Hacker News new | past | comments | ask | show | jobs | submit login
Ask PG: Statistics
14 points by tel on Feb 23, 2008 | hide | past | favorite | 20 comments
There have been a few posts (one being mine) around concerning fears about "fluff" posts taking over. Solutions are ranging from allowing downmods, adjusting weighting algorithms, and even just blacklisting Reddit posts.

One thing I'd like to see before considering adjustments like this would be more detailed statistics about how people vote, how leaders vote, how karma is distributed, &c.

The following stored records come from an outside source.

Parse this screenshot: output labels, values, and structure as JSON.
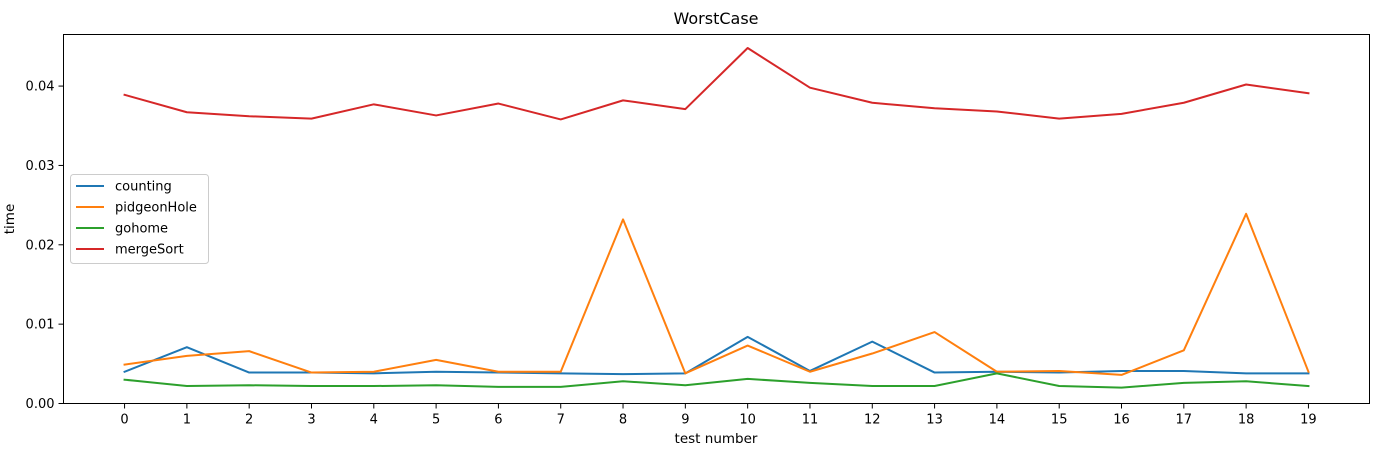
{
  "chart_data": {
    "type": "line",
    "title": "WorstCase",
    "xlabel": "test number",
    "ylabel": "time",
    "x": [
      0,
      1,
      2,
      3,
      4,
      5,
      6,
      7,
      8,
      9,
      10,
      11,
      12,
      13,
      14,
      15,
      16,
      17,
      18,
      19
    ],
    "x_tick_labels": [
      "0",
      "1",
      "2",
      "3",
      "4",
      "5",
      "6",
      "7",
      "8",
      "9",
      "10",
      "11",
      "12",
      "13",
      "14",
      "15",
      "16",
      "17",
      "18",
      "19"
    ],
    "y_ticks": [
      0.0,
      0.01,
      0.02,
      0.03,
      0.04
    ],
    "y_tick_labels": [
      "0.00",
      "0.01",
      "0.02",
      "0.03",
      "0.04"
    ],
    "ylim": [
      0,
      0.0465
    ],
    "xlim": [
      -0.98,
      19.98
    ],
    "grid": false,
    "legend_position": "center-left",
    "series": [
      {
        "name": "counting",
        "color": "#1f77b4",
        "values": [
          0.004,
          0.0071,
          0.0039,
          0.0039,
          0.0038,
          0.004,
          0.0039,
          0.0038,
          0.0037,
          0.0038,
          0.0084,
          0.0041,
          0.0078,
          0.0039,
          0.004,
          0.0039,
          0.0041,
          0.0041,
          0.0038,
          0.0038
        ]
      },
      {
        "name": "pidgeonHole",
        "color": "#ff7f0e",
        "values": [
          0.0049,
          0.006,
          0.0066,
          0.0039,
          0.004,
          0.0055,
          0.004,
          0.004,
          0.0232,
          0.0038,
          0.0073,
          0.004,
          0.0063,
          0.009,
          0.004,
          0.0041,
          0.0036,
          0.0067,
          0.0239,
          0.004
        ]
      },
      {
        "name": "gohome",
        "color": "#2ca02c",
        "values": [
          0.003,
          0.0022,
          0.0023,
          0.0022,
          0.0022,
          0.0023,
          0.0021,
          0.0021,
          0.0028,
          0.0023,
          0.0031,
          0.0026,
          0.0022,
          0.0022,
          0.0038,
          0.0022,
          0.002,
          0.0026,
          0.0028,
          0.0022
        ]
      },
      {
        "name": "mergeSort",
        "color": "#d62728",
        "values": [
          0.0389,
          0.0367,
          0.0362,
          0.0359,
          0.0377,
          0.0363,
          0.0378,
          0.0358,
          0.0382,
          0.0371,
          0.0448,
          0.0398,
          0.0379,
          0.0372,
          0.0368,
          0.0359,
          0.0365,
          0.0379,
          0.0402,
          0.0391
        ]
      }
    ]
  }
}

I feel like interesting data sets would be:

   Across all users
     Karma
     Number of votes
     Number of submissions
     Times downmodded
     ...

   Across all posts
     Karma
     Comments
     Flag for whether it's considered "fluffy" (mod's discretion)
     Flag for Reddit submission
     ...
Really, it could be a pretty big problem. It does seem like a potential playground of hacks and at least some of those statistics are certainly not difficult to mine (probably Arc one-liners).

So, if it seems interesting and there's not any issue with privacy (strip out usernames and it'd be hard to correlate anything beyond the leaderboard) is there any chance of seeing a hn-stats tarball?




Anyone so concerned with stats that does not work for HN is just looking for more places to waste their time instead of working on their hack/startup. This isn't your community; it's a website. You may think of it as your community but where will you be two years from now? Still wasting time on this site asking for stuff like this? No. Google "This too shall pass" for it is the lesson of life. Really - the post today, "Do It Fucking Now", applies here as well lol. Figure out what's important and do that; having stats on this site is not important in your or my life.


Your objection here doesn't make any sense. Of course people could be spending more time doing work and less time on news.yc. But asking for stats isn't any better or worse than any other use of this site.

Obviously this site isn't a community to you, but it is to some people. It's also entertainment. I'd rather have stats on this website than watch whatever is on network television right now.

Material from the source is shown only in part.